The church was known in its early days as "Mr. Judkin's Chapel." Mr. Owen P. Thomas, a schoolfellow of Charles Dickens at the Classical and Commercial Academy in the Hampstead Road, relates how he and Dickens "very piously attended the morning service at Seymour Street Chapel." (fn. 4) At the consecration of the church the Rev. William Stephen Gilly (1789–1855) attended as minister, but apparently only preached here. The list of incumbents include—
Northwards, Nos. 138–184 are similar to Nos. 106–126, except that most of them have channel-jointed ground storeys instead of shops.

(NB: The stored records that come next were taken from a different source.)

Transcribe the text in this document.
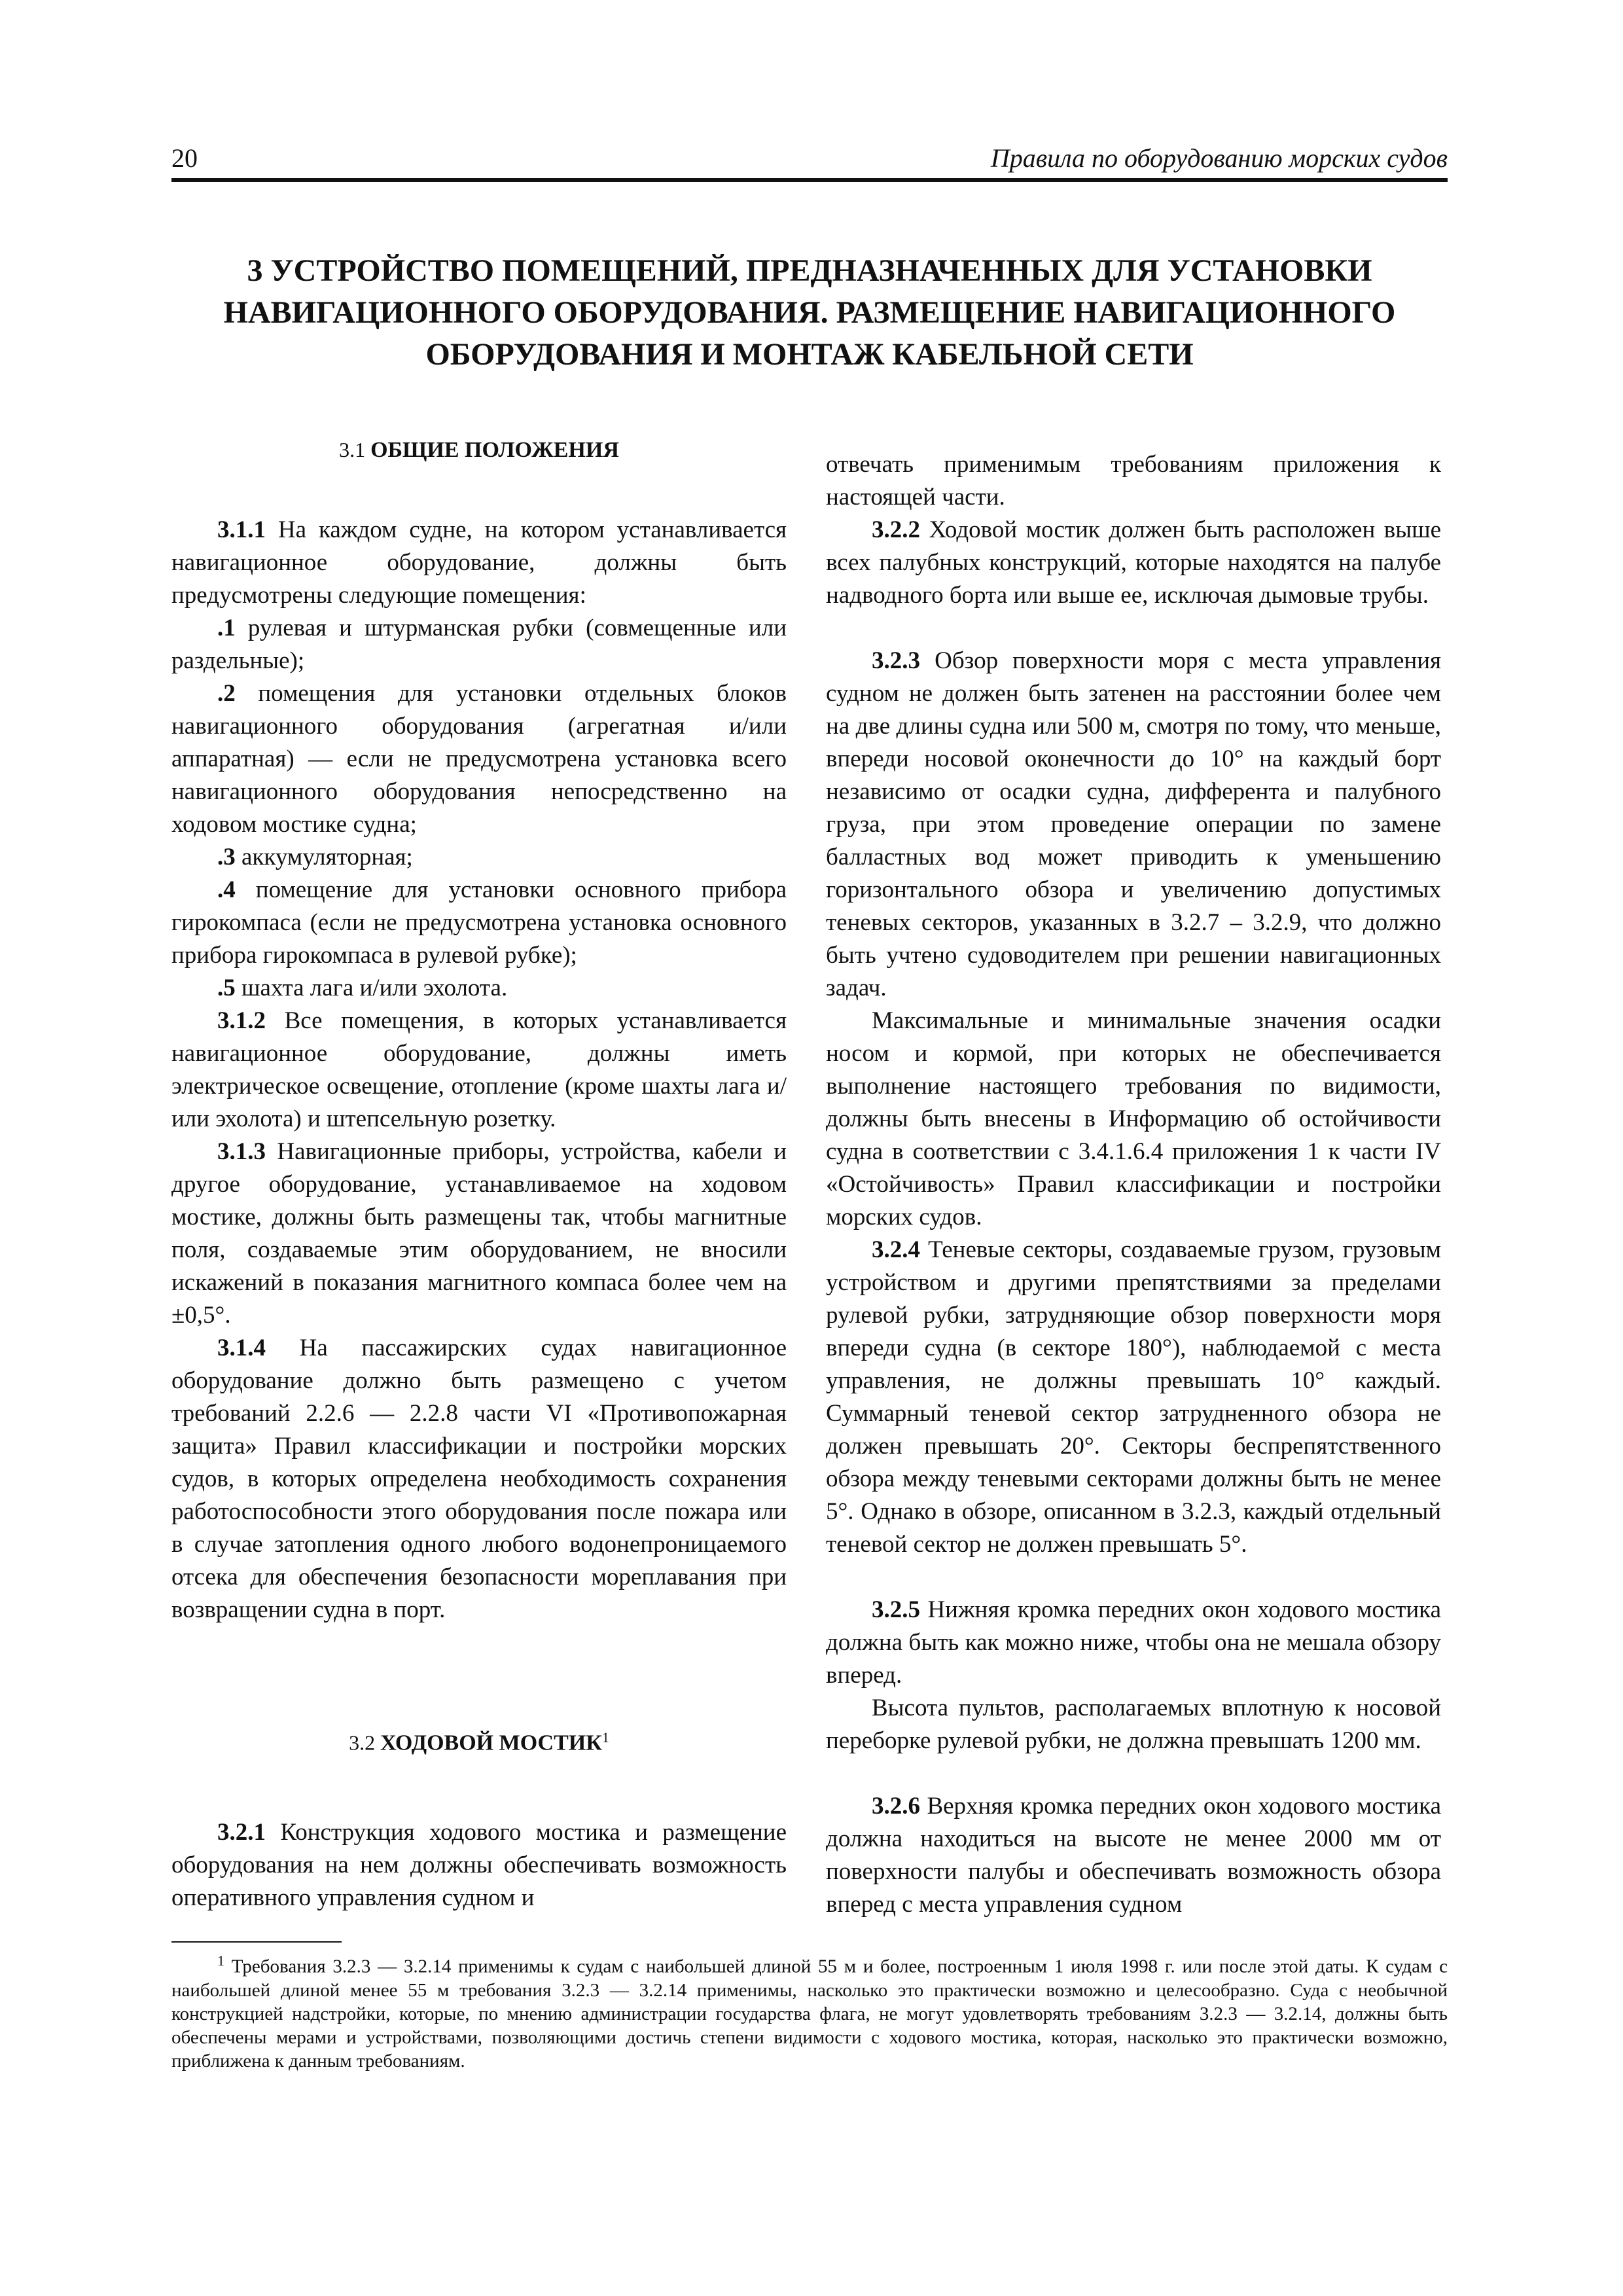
20	Правила по оборудованию морских судов
3 УСТРОЙСТВО ПОМЕЩЕНИЙ, ПРЕДНАЗНАЧЕННЫХ ДЛЯ УСТАНОВКИ НАВИГАЦИОННОГО ОБОРУДОВАНИЯ. РАЗМЕЩЕНИЕ НАВИГАЦИОННОГО ОБОРУДОВАНИЯ И МОНТАЖ КАБЕЛЬНОЙ СЕТИ
3.1 ОБЩИЕ ПОЛОЖЕНИЯ

3.1.1 На каждом судне, на котором устанавливается навигационное оборудование, должны быть предусмотрены следующие помещения:

.1 рулевая и штурманская рубки (совмещенные или раздельные);

.2 помещения для установки отдельных блоков навигационного оборудования (агрегатная и/или аппаратная) — если не предусмотрена установка всего навигационного оборудования непосредственно на ходовом мостике судна;

.3 аккумуляторная;

.4 помещение для установки основного прибора гирокомпаса (если не предусмотрена установка основного прибора гирокомпаса в рулевой рубке);

.5 шахта лага и/или эхолота.

3.1.2 Все помещения, в которых устанавливается навигационное оборудование, должны иметь электрическое освещение, отопление (кроме шахты лага и/или эхолота) и штепсельную розетку.

3.1.3 Навигационные приборы, устройства, кабели и другое оборудование, устанавливаемое на ходовом мостике, должны быть размещены так, чтобы магнитные поля, создаваемые этим оборудованием, не вносили искажений в показания магнитного компаса более чем на ±0,5°.

3.1.4 На пассажирских судах навигационное оборудование должно быть размещено с учетом требований 2.2.6 — 2.2.8 части VI «Противопожарная защита» Правил классификации и постройки морских судов, в которых определена необходимость сохранения работоспособности этого оборудования после пожара или в случае затопления одного любого водонепроницаемого отсека для обеспечения безопасности мореплавания при возвращении судна в порт.

3.2 ХОДОВОЙ МОСТИК$^1$

3.2.1 Конструкция ходового мостика и размещение оборудования на нем должны обеспечивать возможность оперативного управления судном и

отвечать применимым требованиям приложения к настоящей части.

3.2.2 Ходовой мостик должен быть расположен выше всех палубных конструкций, которые находятся на палубе надводного борта или выше ее, исключая дымовые трубы.

3.2.3 Обзор поверхности моря с места управления судном не должен быть затенен на расстоянии более чем на две длины судна или 500 м, смотря по тому, что меньше, впереди носовой оконечности до 10° на каждый борт независимо от осадки судна, дифферента и палубного груза, при этом проведение операции по замене балластных вод может приводить к уменьшению горизонтального обзора и увеличению допустимых теневых секторов, указанных в 3.2.7 – 3.2.9, что должно быть учтено судоводителем при решении навигационных задач.

Максимальные и минимальные значения осадки носом и кормой, при которых не обеспечивается выполнение настоящего требования по видимости, должны быть внесены в Информацию об остойчивости судна в соответствии с 3.4.1.6.4 приложения 1 к части IV «Остойчивость» Правил классификации и постройки морских судов.

3.2.4 Теневые секторы, создаваемые грузом, грузовым устройством и другими препятствиями за пределами рулевой рубки, затрудняющие обзор поверхности моря впереди судна (в секторе 180°), наблюдаемой с места управления, не должны превышать 10° каждый. Суммарный теневой сектор затрудненного обзора не должен превышать 20°. Секторы беспрепятственного обзора между теневыми секторами должны быть не менее 5°. Однако в обзоре, описанном в 3.2.3, каждый отдельный теневой сектор не должен превышать 5°.

3.2.5 Нижняя кромка передних окон ходового мостика должна быть как можно ниже, чтобы она не мешала обзору вперед.

Высота пультов, располагаемых вплотную к носовой переборке рулевой рубки, не должна превышать 1200 мм.

3.2.6 Верхняя кромка передних окон ходового мостика должна находиться на высоте не менее 2000 мм от поверхности палубы и обеспечивать возможность обзора вперед с места управления судном

$^1$ Требования 3.2.3 — 3.2.14 применимы к судам с наибольшей длиной 55 м и более, построенным 1 июля 1998 г. или после этой даты. К судам с наибольшей длиной менее 55 м требования 3.2.3 — 3.2.14 применимы, насколько это практически возможно и целесообразно. Суда с необычной конструкцией надстройки, которые, по мнению администрации государства флага, не могут удовлетворять требованиям 3.2.3 — 3.2.14, должны быть обеспечены мерами и устройствами, позволяющими достичь степени видимости с ходового мостика, которая, насколько это практически возможно, приближена к данным требованиям.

CXLV—Cranleigh Street (formerly Johnson Street)
Cranleigh Street runs west to east from Eversholt Street to Chalton Street crossing Werrington Street. On the south side between the last and Chalton Street are houses (Nos. 41 to 57 consec.) of three different designs.
No. 41, next the public house at the corner of Werrington Street, has a stuccoed ground storey with a round-headed doorway and a wide camber-headed window, and two upper storeys of brick with balconies to the first floor. The floor levels are higher than those to the east of it. Nos. 42 to 49 have no stucco; the doorways have flattened curved arches, and the windows are square-headed. In Nos. 42, 46 and 49 the first floor windows are lowered for balconies.
Nos. 50 to 54 have stuccoed ground storeys with elliptical or threecentred arches to the doorways but square-headed windows. The two upper storeys are of yellow brick. The first floor windows are wide and square-headed in round-headed recesses as elsewhere on the estate. There are string-courses and plain copings. Nos. 55, 56 and 57 have stuccoed ground storeys with round-headed doorways, and two upper storeys of plain brickwork.
All the basement areas have been filled in and railings removed.
No. 13 was the home of Charles Dickens and his parents from 1824 to 1827. A plaque erected on the house by the London County Council in 1911 was removed when the building was demolished in 1934. Flats now cover the site.